Do startups need a marketing team?

29 July 2023
Posted in Coffee Chats
29 July 2023 Jess Tang

Do startups need a marketing team?

Having worked with many startups, a question I’ve always been asked is what role marketing has to play in a startup given the operational limitations of the business. In this article, we’ll share with you the role marketing can play in early-stage startups, and how marketing can be divided between 3 core pillars: strategy, creative and execution.

Strategy – laying the foundation for long-term success

In the early stages of a startup, not many people are familiar with your brand and its value proposition. Having a well-defined marketing strategy is equivalent to having a roadmap on where to place the best bets on your marketing investments – be it in crafting communication, advertising, partnerships, etc. The strategic framework is to ensure that no matter how the business continues to evolve as they do in startups, potential customers are able to understand the value proposition and put your brand into the consideration set.

To achieve this, it involves conducting comprehensive market research, understanding your target audience, competitive landscape, and channel strategy, and also how to position your brand in a way that is unique, distinctive, and advantageous to the brand. This step typically involves a lot of data curation, insights generation, an understanding of how consumers behave within the category as well as the channels the brand will play in.

While this step would benefit from extensive market research, a proxy method of conducting this analysis is to leverage digital data from sources such as BrandWatch, SEMRush, Statista, Google Trends and similar credible sources. In today’s world, digital data helps us to discover quickly what consumers are motivated to create and share online. This method of analysis can help us identify the different ways potential customers of a brand would behave, and hence build the most effective communication approach.

Creative – Surprise and delight 

If you would ask yourself, what was the last ad you’ve seen? It’d be difficult to get an answer. But if you think about the last content that you remember, you’d have a clear reason why you have that in your memory. Was it a cute cat video? Or a self-help video with quotes that really resonated with you? Maybe it was a friend’s dance video that you shared on your own social.

The role of creativity is to capture attention in a memorable and distinctive manner. This means, creating content that makes people stop. A concept that resonates with the passion and pain points of your consumers, yet visualized in a delightful manner. Creativity can come in the form of a story, visual effects, interactive experiences, and so on – sometimes it breaks the mundane of everyday life and creates a reality that defies physics, and sometimes it illustrates the unspoken sentiment of a parent who is struggling between different responsibilities and their own needs.

In early-stage startups, you have the opportunity to create a brand impression from a clean state. Finding a great creative that can bridge their ideas with the strategic approach would make a powerful recipe for compelling new customers to try your brand.

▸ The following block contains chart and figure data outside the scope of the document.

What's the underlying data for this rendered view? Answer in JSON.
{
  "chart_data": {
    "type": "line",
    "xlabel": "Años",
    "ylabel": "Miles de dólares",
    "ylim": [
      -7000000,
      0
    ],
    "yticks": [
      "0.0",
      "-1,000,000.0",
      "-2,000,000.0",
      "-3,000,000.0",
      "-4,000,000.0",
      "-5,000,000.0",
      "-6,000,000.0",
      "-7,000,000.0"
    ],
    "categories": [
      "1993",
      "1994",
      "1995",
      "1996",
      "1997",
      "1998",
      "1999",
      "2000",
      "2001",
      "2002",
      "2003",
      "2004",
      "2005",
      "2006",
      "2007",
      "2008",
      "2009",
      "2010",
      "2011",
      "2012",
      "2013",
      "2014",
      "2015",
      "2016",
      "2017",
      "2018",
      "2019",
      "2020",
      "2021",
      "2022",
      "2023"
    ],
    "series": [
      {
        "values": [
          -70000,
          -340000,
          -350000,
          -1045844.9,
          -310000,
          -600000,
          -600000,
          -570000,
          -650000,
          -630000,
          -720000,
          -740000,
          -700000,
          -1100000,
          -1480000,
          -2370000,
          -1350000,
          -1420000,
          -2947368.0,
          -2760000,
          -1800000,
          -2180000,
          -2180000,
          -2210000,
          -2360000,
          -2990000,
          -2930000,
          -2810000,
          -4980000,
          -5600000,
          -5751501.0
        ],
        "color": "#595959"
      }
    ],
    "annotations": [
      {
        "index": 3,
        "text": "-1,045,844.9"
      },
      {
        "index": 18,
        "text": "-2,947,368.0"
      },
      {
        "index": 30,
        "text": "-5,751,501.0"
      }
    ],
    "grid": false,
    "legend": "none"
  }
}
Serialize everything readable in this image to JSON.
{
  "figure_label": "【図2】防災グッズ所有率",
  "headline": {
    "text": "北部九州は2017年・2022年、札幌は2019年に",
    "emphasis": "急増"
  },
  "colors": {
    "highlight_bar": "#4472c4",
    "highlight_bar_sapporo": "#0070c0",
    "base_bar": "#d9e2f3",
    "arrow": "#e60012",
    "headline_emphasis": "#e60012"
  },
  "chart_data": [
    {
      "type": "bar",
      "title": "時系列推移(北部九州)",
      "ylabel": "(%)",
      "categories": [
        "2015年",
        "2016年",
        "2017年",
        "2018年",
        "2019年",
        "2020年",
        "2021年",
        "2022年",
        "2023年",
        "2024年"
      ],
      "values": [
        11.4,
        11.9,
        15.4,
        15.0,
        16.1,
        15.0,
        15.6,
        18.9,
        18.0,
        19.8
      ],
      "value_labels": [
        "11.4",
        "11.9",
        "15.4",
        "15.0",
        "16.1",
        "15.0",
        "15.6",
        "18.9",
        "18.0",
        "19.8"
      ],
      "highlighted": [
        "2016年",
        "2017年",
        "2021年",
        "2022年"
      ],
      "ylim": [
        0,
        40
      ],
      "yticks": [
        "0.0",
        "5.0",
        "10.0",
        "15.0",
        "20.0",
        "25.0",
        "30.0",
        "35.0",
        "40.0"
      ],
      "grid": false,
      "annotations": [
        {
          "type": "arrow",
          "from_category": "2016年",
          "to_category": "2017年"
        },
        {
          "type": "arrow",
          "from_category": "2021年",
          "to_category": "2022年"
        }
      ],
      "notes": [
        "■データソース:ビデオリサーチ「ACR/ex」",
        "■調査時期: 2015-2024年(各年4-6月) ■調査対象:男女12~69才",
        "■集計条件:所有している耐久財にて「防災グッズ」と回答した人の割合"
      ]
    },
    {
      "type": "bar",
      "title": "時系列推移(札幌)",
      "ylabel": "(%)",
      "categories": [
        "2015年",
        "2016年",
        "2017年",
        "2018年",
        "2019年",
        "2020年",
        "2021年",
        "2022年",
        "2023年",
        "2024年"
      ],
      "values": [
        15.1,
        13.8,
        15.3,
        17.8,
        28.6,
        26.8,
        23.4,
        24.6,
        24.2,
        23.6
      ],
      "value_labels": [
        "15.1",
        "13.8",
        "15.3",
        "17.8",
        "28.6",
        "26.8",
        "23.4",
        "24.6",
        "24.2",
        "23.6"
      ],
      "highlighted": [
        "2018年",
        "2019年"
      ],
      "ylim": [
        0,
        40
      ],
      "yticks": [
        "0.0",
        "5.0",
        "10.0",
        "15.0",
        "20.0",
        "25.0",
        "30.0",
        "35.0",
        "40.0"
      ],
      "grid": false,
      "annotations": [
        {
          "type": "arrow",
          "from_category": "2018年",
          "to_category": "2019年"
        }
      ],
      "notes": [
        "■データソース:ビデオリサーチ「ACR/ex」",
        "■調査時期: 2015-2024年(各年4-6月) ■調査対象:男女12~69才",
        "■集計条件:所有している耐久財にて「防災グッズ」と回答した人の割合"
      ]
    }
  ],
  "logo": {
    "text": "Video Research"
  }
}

Execution – Ideas are great, but execution is the last-mile delivery

A well-crafted strategy and creative concepts are only as impactful as their execution. The execution pillar is all about putting your marketing plans into action with precision and finesse. From implementing digital marketing campaigns to managing social media presence and optimizing search engine visibility, execution ensures your marketing efforts reach the right audience at the right time. Effective execution involves measuring the success of campaigns through data analysis and making agile adjustments to maximize results. It’s the engine that drives your startup’s marketing initiatives forward, delivering tangible outcomes and measurable growth.

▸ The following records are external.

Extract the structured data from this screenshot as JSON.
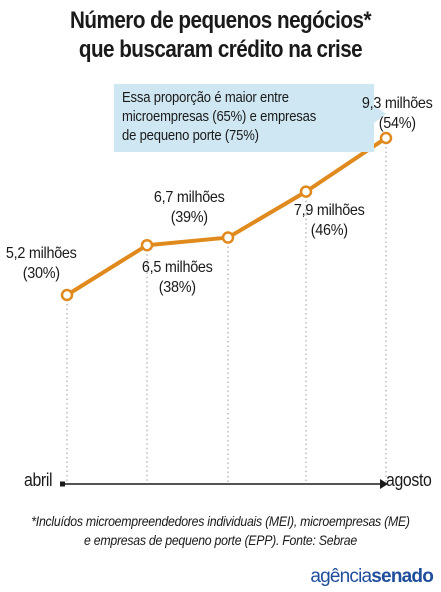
{
  "title": {
    "line1": "Número de pequenos negócios*",
    "line2": "que buscaram crédito na crise"
  },
  "callout": {
    "line1": "Essa proporção é maior entre",
    "line2": "microempresas (65%) e empresas",
    "line3": "de pequeno porte (75%)"
  },
  "chart_data": {
    "type": "line",
    "title": "Número de pequenos negócios* que buscaram crédito na crise",
    "x": [
      1,
      2,
      3,
      4,
      5
    ],
    "x_start_label": "abril",
    "x_end_label": "agosto",
    "series": [
      {
        "values": [
          5.2,
          6.5,
          6.7,
          7.9,
          9.3
        ],
        "value_labels": [
          "5,2 milhões",
          "6,5 milhões",
          "6,7 milhões",
          "7,9 milhões",
          "9,3 milhões"
        ],
        "percent_labels": [
          "(30%)",
          "(38%)",
          "(39%)",
          "(46%)",
          "(54%)"
        ]
      }
    ],
    "ylim": [
      4,
      10
    ],
    "grid": false,
    "legend": "none",
    "line_color": "#e08a1e"
  },
  "footnote": {
    "line1": "*Incluídos microempreendedores individuais (MEI), microempresas (ME)",
    "line2": "e empresas de pequeno porte (EPP). Fonte: Sebrae"
  },
  "brand": {
    "part1": "agência",
    "part2": "senado"
  }
}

One thing teams usually forget in execution is that nothing goes as per plan, and there’s a need to make decisions that will pivot the execution. A great project leader is able to completely understand the strategic direction of each marketing activity and is able to take the right judgment calls in these decisions, so that the end output still contributes back to the business objectives, albeit in a different manner.

For startups, with limited resources in terms of time and money, this is where prioritization is important to understand what are the activities that can drive the biggest impact, and how you sequence the series of activities such that they will work holistically to achieve your business goals.